Humans experience ubiquitous exposures to estrogenic environmental chemicals from food, personal care products, and other industrial and consumer goods. Bisphenol A (BPA), a well-studied xenoestrogen, is known to alter development of estrogen-sensitive organs including the brain, reproductive tract, and mammary gland. Bisphenol S (BPS), which has a similar chemical structure to BPA, is also used in many consumer products, but its effects on estrogen-sensitive organs in mammals has not been thoroughly examined. In our study, pregnant CD-1 mice were orally exposed to BPS or ethinyl estradiol (EE2, a positive control for estrogenicity) from gestational day 9 through postnatal day (PND) 2, the period when many estrogen-sensitive organs are developing. After weaning, the offspring were administered either oil (vehicle) or an estrogen challenge (1 μg EE2/kg/day) for ten days starting at PND21 (prior to puberty), PND80 (early adulthood), or PND260 (later adulthood). Timing of puberty was evaluated in females by noting the date on which vaginal opening occurred. After the 10 day estrogen challenge, we evaluated the response of endocrine sensitive organs through measurements of organ weight, tissue morphology, and gene expression in both males and females.
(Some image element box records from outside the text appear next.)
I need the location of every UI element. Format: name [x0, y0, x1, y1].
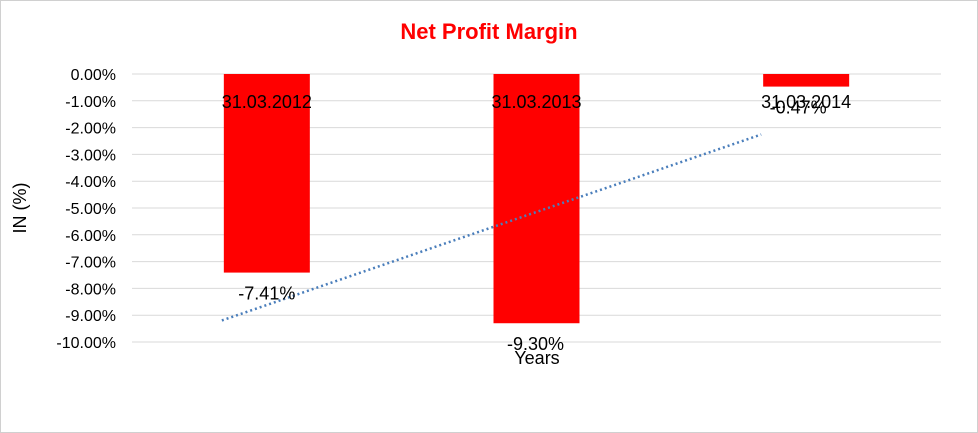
- y-tick-label: -5.00%: [65, 201, 116, 218]
- data-labels: -7.41% -9.30% -0.47%: [238, 98, 826, 355]
- category-labels: 31.03.2012 31.03.2013 31.03.2014: [222, 92, 851, 112]
- data-label: -9.30%: [507, 334, 564, 354]
- trendline: [221, 133, 762, 322]
- y-axis-title: IN (%): [10, 183, 30, 234]
- bars: [223, 74, 850, 324]
- x-axis-title: Years: [514, 348, 559, 368]
- y-tick-label: 0.00%: [71, 67, 116, 84]
- trendline-path: [221, 133, 762, 322]
- y-axis-tick-labels: 0.00% -1.00% -2.00% -3.00% -4.00% -5.00% -6.00…: [56, 67, 116, 352]
- y-tick-label: -6.00%: [65, 228, 116, 245]
- category-label: 31.03.2013: [491, 92, 581, 112]
- bar-31-03-2014: [763, 74, 850, 87]
- y-tick-label: -3.00%: [65, 147, 116, 164]
- y-tick-label: -2.00%: [65, 121, 116, 138]
- y-tick-label: -7.00%: [65, 255, 116, 272]
- bar-31-03-2012: [223, 74, 310, 273]
- category-label: 31.03.2014: [761, 92, 851, 112]
- bar-31-03-2013: [493, 74, 580, 324]
- category-label: 31.03.2012: [222, 92, 312, 112]
- data-label: -7.41%: [238, 284, 295, 304]
- y-tick-label: -8.00%: [65, 281, 116, 298]
- y-tick-label: -1.00%: [65, 94, 116, 111]
- y-tick-label: -10.00%: [56, 335, 116, 352]
- y-tick-label: -4.00%: [65, 174, 116, 191]
- data-label: -0.47%: [770, 98, 827, 118]
- chart-title: Net Profit Margin: [400, 19, 577, 44]
- y-tick-label: -9.00%: [65, 308, 116, 325]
We observed dose- and sex-specific effects of BPS and EE2 treatment, as well as alterations in the responses of males and females to the estrogen challenge. This study sheds light on the effects of low dose xenoestrogen exposures on estrogen-sensitive organs including the reproductive tract and mammary gland. Furthermore, it improves our understanding of the influence of environmental chemicals on secular trends of earlier age of puberty in girls reported over the past few decades.